Is there a difference between the people who repay the loans and those who don’t?

The banks are having a bit of trouble with debt at the moment. They have lent lots of money to people who promised to pay it back, and then didn’t. In the future, they would like to avoid lending to the kind of person who won’t pay back the loan, and that is where you come in. We have got some data from a bank describing 1000 of its loan customers. The data also tells us whether or not each customer repaid the loan (good or bad credit rating).

The question is simple – Is there a difference between the people who repay the loans and those who don’t?

You should use the Weka data mining package, which is installed in the university computers and also available to download from: http://www.cs.waikato.ac.nz/~ml/weka/

The data ‘credit-g’ in ARFF format is available on the Blackboard. It is also provided in the Excel format ‘German credit’, which contains the interpretation of variables.

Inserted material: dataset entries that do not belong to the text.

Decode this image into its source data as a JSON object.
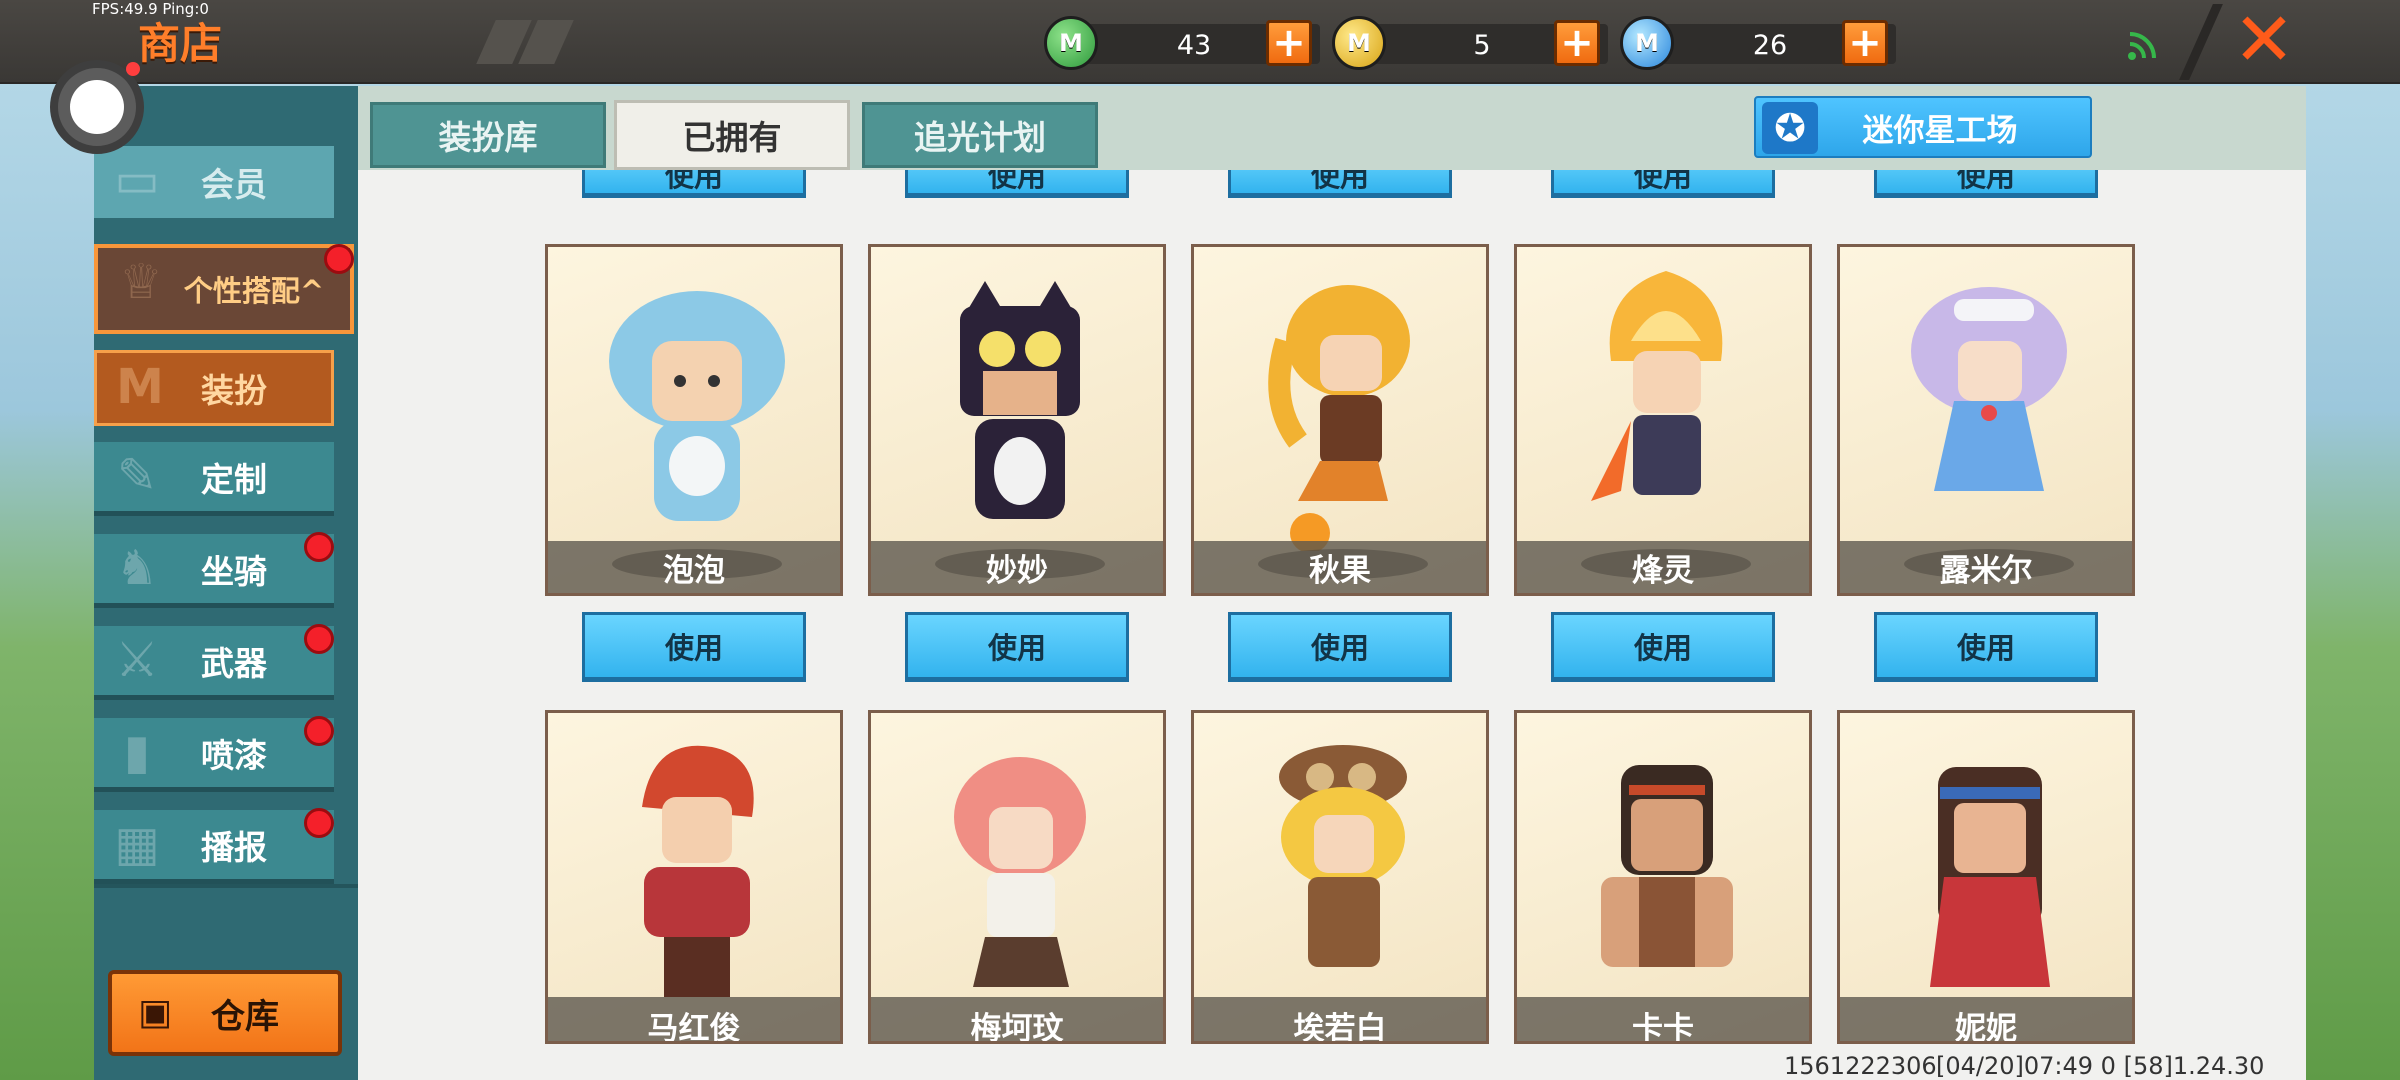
{
  "status": {
    "fps_text": "FPS:49.9  Ping:0"
  },
  "header": {
    "title": "商店",
    "currencies": [
      {
        "icon": "green-m-coin-icon",
        "value": "43",
        "color": "#3aa84a"
      },
      {
        "icon": "gold-m-coin-icon",
        "value": "5",
        "color": "#e6b21c"
      },
      {
        "icon": "blue-m-coin-icon",
        "value": "26",
        "color": "#2a8fe0"
      }
    ],
    "plus_label": "+",
    "close_label": "✕"
  },
  "sidebar": {
    "vip_label": "会员",
    "group_label": "个性搭配^",
    "items": [
      {
        "label": "装扮",
        "active": true,
        "badge": false
      },
      {
        "label": "定制",
        "active": false,
        "badge": false
      },
      {
        "label": "坐骑",
        "active": false,
        "badge": true
      },
      {
        "label": "武器",
        "active": false,
        "badge": true
      },
      {
        "label": "喷漆",
        "active": false,
        "badge": true
      },
      {
        "label": "播报",
        "active": false,
        "badge": true
      }
    ],
    "warehouse_label": "仓库"
  },
  "tabs": [
    {
      "label": "装扮库",
      "active": false
    },
    {
      "label": "已拥有",
      "active": true
    },
    {
      "label": "追光计划",
      "active": false
    }
  ],
  "star_factory_label": "迷你星工场",
  "grid": {
    "use_label": "使用",
    "row1": [
      "泡泡",
      "妙妙",
      "秋果",
      "烽灵",
      "露米尔"
    ],
    "row2": [
      "马红俊",
      "梅坷玟",
      "埃若白",
      "卡卡",
      "妮妮"
    ]
  },
  "footer": {
    "uid": "1561222306",
    "time": "[04/20]07:49 0 [58]1.24.30"
  }
}
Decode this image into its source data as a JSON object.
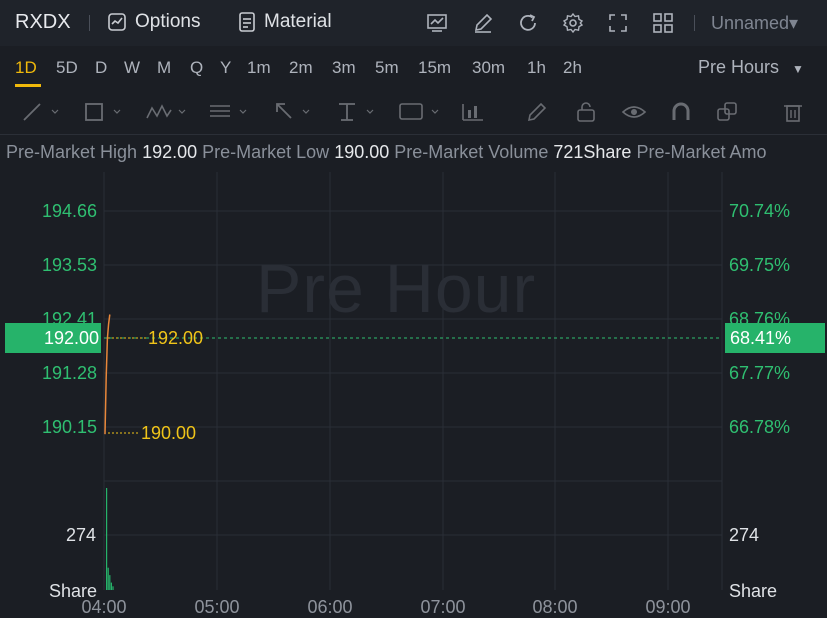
{
  "toolbar": {
    "ticker": "RXDX",
    "options_label": "Options",
    "material_label": "Material",
    "layout_name": "Unnamed▾",
    "icons": [
      "indicator-icon",
      "draw-icon",
      "refresh-icon",
      "settings-icon",
      "fullscreen-icon",
      "layout-grid-icon"
    ]
  },
  "timeframes": [
    "1D",
    "5D",
    "D",
    "W",
    "M",
    "Q",
    "Y",
    "1m",
    "2m",
    "3m",
    "5m",
    "15m",
    "30m",
    "1h",
    "2h"
  ],
  "active_timeframe": "1D",
  "session_select": "Pre Hours",
  "drawing_tools": [
    "trendline-icon",
    "rectangle-icon",
    "pattern-icon",
    "fib-icon",
    "arrow-icon",
    "text-tool-icon",
    "note-icon",
    "bars-pattern-icon",
    "pen-icon",
    "lock-icon",
    "eye-icon",
    "magnet-icon",
    "layers-icon",
    "trash-icon"
  ],
  "info": {
    "high_label": "Pre-Market High",
    "high_value": "192.00",
    "low_label": "Pre-Market Low",
    "low_value": "190.00",
    "volume_label": "Pre-Market Volume",
    "volume_value": "721Share",
    "amount_label": "Pre-Market Amo"
  },
  "chart": {
    "watermark": "Pre Hour",
    "price_ticks": [
      "194.66",
      "193.53",
      "192.41",
      "191.28",
      "190.15"
    ],
    "percent_ticks": [
      "70.74%",
      "69.75%",
      "68.76%",
      "67.77%",
      "66.78%"
    ],
    "current_price": "192.00",
    "current_percent": "68.41%",
    "high_marker": "192.00",
    "low_marker": "190.00",
    "volume_tick": "274",
    "volume_unit": "Share",
    "time_ticks": [
      "04:00",
      "05:00",
      "06:00",
      "07:00",
      "08:00",
      "09:00"
    ],
    "colors": {
      "up": "#26b36a",
      "line": "#e8873a",
      "marker": "#f0c419"
    }
  },
  "chart_data": {
    "type": "line",
    "title": "Pre Hour",
    "x": [
      "04:00",
      "04:01",
      "04:02",
      "04:03",
      "04:04"
    ],
    "series": [
      {
        "values": [
          190.0,
          191.2,
          192.0,
          192.3,
          192.5
        ]
      }
    ],
    "volume": [
      274,
      60,
      40,
      20,
      10
    ],
    "ylim": [
      190.15,
      194.66
    ],
    "y2ticks": [
      "70.74%",
      "69.75%",
      "68.76%",
      "67.77%",
      "66.78%"
    ],
    "xticks": [
      "04:00",
      "05:00",
      "06:00",
      "07:00",
      "08:00",
      "09:00"
    ]
  }
}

You should hand in a report covering the following:

  1. Select a suitable tree building algorithm and build a model. Describe how you split the data for training and testing purposes. Interpret the output results (what predictions have you obtained, which attributes were used to make the predictions, how many nodes and leaves you obtained).
  2. Give a detailed technical description of the classification model (which algorithm is used, and what tree induction method is utilised). Include a diagram showing the structure of the model that you built.
  3. If you vary the model parameters, show how this impacts the results:
  • Change the confidence factor to 35%, report any change in the model accuracy, explaining reasons behind the change.
  • Set the ‘REP’ parameter (Reduced Error Pruning) to ‘TRUE’. Explain the meaning of this operation. Report and explain any change in the model accuracy.
  • Set the parameter ‘unpruned’ to ‘TRUE’, Report and explain any change in the model accuracy and in the tree structure. Explain which pruning method for this algorithm is used.
  1. Report on the model’s comparative ability to any base model of your choice (for example, logistic regression model), to predict a defaulted loan, and also on how easy it would be for the insurance company to understand the model.
  2. Analyse and describe the level of accuracy the model achieves and the errors your model makes. Show a confusion matrix for the model and interpret it. Show a ROC curve for the decision as to whether or not a loan will be repaid.